L'io è finito e infinito al tempo stesso (finito perché limitato dal non-io; infinito perché
esiste in relazione all’Io);
Questi principi non vanno interpretati in modo cronologico, bensì logico;
L’io non è tanto la sostanza degli io finiti ma la loro meta ideale (l’infinito per l’uomo si
configura come una missione e se l’uomo riuscisse a vincere tutti gli ostacoli che gli
impediscono il raggiungimento si annullerebbe come Io, cioè come attività);
La dottrina della conoscenza
Dall'azione dell'io e del non-io nascono sia la conoscenza (la "rappresentazione"), sia
l'azione morale. Per quanto concerne la rappresentazione, Fichte ritiene che sia il prodotto
di un'attività del non-io sull'io, ma poiché il non-io è posto dall’lo, la sua attività deriva proprio
da esso. Di conseguenza, Fichte si proclama realista e idealista al tempo stesso:

● realista perché la conoscenza è un'azione del non-io sull’io;


● idealista perché ritiene che il non-io sia già un prodotto dell'Io.

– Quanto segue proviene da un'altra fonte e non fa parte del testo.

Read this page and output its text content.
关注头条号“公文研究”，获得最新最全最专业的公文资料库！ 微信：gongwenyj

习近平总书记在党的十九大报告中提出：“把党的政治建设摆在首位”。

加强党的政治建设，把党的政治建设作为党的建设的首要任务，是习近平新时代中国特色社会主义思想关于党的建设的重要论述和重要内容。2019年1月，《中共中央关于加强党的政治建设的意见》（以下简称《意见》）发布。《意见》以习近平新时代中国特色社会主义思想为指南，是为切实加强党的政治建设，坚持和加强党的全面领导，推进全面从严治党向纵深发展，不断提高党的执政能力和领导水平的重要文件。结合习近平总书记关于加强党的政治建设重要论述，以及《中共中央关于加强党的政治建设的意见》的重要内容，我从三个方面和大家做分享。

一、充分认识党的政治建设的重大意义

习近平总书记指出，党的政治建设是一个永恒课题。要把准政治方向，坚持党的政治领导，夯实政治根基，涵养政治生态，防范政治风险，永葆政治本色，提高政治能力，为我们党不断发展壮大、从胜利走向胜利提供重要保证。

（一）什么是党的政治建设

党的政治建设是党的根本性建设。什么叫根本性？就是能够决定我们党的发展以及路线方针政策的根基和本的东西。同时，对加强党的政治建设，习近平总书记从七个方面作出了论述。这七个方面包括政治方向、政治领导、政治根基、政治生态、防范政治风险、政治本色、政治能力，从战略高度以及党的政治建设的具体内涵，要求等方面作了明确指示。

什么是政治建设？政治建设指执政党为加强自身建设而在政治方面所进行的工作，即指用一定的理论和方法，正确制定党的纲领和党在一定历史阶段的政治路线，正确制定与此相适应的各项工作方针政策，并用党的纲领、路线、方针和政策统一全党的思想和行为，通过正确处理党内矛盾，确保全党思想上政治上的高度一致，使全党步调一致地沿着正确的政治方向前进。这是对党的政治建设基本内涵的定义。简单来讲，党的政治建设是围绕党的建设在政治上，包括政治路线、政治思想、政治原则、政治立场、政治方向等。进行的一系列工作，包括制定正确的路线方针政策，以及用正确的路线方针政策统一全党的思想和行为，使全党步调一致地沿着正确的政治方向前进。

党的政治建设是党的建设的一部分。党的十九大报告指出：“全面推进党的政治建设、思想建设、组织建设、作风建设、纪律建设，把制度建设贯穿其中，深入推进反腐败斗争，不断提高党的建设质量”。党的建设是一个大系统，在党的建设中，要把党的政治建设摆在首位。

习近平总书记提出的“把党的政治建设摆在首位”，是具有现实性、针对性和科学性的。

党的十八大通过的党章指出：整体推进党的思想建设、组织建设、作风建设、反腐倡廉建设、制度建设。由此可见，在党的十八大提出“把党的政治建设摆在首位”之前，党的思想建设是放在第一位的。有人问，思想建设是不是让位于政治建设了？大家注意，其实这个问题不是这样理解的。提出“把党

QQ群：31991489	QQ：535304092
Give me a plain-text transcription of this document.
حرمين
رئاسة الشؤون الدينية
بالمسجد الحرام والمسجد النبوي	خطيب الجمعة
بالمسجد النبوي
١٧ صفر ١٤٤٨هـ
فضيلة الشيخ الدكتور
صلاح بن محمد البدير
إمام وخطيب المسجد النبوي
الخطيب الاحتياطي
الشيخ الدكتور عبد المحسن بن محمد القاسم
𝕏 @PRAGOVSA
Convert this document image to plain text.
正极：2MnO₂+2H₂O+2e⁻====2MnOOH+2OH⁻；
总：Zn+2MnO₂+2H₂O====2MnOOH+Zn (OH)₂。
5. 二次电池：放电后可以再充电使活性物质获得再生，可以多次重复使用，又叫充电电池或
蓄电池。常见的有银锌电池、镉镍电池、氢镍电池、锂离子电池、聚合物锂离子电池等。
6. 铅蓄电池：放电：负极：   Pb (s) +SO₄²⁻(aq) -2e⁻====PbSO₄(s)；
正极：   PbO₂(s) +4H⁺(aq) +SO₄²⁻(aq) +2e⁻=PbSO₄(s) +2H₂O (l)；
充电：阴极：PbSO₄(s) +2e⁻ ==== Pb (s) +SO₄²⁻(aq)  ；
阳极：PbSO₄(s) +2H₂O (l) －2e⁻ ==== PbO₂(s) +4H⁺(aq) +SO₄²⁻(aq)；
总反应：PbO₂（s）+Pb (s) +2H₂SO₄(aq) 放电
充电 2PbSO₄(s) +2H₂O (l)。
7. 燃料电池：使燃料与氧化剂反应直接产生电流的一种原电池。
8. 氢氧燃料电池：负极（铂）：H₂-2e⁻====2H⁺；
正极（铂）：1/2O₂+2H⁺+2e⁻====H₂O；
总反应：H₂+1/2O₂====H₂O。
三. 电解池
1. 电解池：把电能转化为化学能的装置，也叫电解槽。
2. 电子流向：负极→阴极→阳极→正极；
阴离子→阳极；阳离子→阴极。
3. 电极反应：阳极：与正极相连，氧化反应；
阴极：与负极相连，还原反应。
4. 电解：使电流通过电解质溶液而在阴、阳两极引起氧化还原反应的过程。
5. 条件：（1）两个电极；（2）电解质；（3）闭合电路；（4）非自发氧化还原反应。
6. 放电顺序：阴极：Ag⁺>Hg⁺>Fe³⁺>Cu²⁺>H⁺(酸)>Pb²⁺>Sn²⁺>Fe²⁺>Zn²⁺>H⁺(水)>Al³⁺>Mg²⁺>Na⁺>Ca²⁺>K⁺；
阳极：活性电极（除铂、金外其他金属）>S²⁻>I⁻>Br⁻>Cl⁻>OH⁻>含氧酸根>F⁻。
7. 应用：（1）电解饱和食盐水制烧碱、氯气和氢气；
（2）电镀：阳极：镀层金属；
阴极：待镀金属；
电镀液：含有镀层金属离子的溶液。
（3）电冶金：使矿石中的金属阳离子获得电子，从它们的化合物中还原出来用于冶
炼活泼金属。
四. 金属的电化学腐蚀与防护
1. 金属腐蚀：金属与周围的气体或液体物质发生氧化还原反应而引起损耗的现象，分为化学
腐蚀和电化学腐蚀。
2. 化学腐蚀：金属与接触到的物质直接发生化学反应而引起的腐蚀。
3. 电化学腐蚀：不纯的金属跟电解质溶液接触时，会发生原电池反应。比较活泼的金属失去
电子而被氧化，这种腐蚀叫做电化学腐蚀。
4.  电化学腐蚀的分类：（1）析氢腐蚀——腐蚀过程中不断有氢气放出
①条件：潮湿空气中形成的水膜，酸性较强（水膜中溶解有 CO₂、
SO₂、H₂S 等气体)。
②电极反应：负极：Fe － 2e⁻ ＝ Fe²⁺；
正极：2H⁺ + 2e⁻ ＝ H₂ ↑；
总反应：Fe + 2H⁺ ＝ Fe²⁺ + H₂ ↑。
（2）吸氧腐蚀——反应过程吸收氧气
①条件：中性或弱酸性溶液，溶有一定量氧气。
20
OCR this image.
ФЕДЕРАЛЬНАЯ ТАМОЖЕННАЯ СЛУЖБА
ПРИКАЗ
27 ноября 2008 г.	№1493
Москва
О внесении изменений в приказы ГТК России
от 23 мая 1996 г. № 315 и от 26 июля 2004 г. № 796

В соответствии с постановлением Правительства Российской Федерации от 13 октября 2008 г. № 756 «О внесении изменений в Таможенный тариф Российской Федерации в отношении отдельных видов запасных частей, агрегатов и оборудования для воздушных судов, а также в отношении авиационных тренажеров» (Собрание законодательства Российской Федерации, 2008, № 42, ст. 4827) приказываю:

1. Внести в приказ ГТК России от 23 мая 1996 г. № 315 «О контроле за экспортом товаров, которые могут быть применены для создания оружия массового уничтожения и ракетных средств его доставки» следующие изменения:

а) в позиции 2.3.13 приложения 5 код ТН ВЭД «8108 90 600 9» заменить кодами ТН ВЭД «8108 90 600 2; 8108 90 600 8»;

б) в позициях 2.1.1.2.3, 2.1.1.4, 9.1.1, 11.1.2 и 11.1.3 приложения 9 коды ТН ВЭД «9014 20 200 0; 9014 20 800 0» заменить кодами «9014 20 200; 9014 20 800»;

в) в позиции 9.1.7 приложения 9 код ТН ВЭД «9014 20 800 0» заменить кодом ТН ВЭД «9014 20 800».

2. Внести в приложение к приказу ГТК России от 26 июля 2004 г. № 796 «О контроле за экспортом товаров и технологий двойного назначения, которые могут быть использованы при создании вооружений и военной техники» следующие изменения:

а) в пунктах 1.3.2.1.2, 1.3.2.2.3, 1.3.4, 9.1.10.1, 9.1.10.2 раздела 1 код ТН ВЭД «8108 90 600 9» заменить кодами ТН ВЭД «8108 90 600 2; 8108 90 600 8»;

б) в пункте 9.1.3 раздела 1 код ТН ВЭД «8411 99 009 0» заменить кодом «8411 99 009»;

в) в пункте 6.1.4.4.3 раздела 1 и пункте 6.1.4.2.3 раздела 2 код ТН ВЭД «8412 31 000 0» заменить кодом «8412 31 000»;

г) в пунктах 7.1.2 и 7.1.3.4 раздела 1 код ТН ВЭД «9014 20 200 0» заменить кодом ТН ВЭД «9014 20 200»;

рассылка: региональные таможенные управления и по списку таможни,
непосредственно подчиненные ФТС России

Tuttavia, questa dottrina genera alcuni problemi a cui Fichte trova una soluzione attraverso:

● la teoria dell’immaginazione produttiva, cioè l'attività creatrice inconscia degli


oggetti, attraverso cui l’Io, limitandosi, crea il non-io;
● i gradi della conoscenza (sul piano teoretico), cioè i passaggi con cui la coscienza,
progressivamente, si riappropria del materiale prodotto dall'immaginazione
produttiva.

Questi ultimi sono:

● sensazione, in cui l'io empirico avverte fuori di sé l'oggetto, come un dato che gli si
oppone;
● intuizione, in cui si ha la distinzione tra soggetto e oggetto e il coordinamento
spazio-temporale dei dati;
● intelletto, che fissa la molteplicità delle percezioni spazio-temporali mediante la
categorizzazione;
● giudizio, che fissa e articola la sintesi intellettiva;
● ragione, che essendo la facoltà di astrarre da ogni oggetto in generale, rappresenta
il massimo livello conoscitivo raggiungibile dal soggetto.

La dottrina morale
La conoscenza presuppone l'esistenza di un io (finito) e di un non-io (finito), ma non spiega il
perché di tale situazione.
Il motivo è di natura pratica: l'Io pone il non-io ed esiste come attività conoscente solo per
poter agire. Di conseguenza, la ragione non può essere neppure teoretica se non è pratica.
In tal modo, Fichte ritiene di aver consolidato il primato della ragione pratica su quella
teoretica enunciata da Kant.
Da ciò deriva la denominazione di idealismo etico al pensiero fichtiano, che si può
sintetizzare nella doppia tesi secondo cui noi esistiamo per agire e il mondo esiste solo
come teatro della nostra azione.
Agire significa imporre al non-io la legge dell’Io e il suo carattere morale sta nell’assumere
la forma del dovere, cioè di un imperativo volto a far trionfare lo spirito sulla materia.
Realizzarsi come attività morale significa trionfare sul limite costituito dal non-io tramite un
processo di auto liberazione dell’Io dei propri ostacoli. In tal modo, Fichte ha riconosciuto
nell’ideale etico il vero significato dell’infinità dell’Io.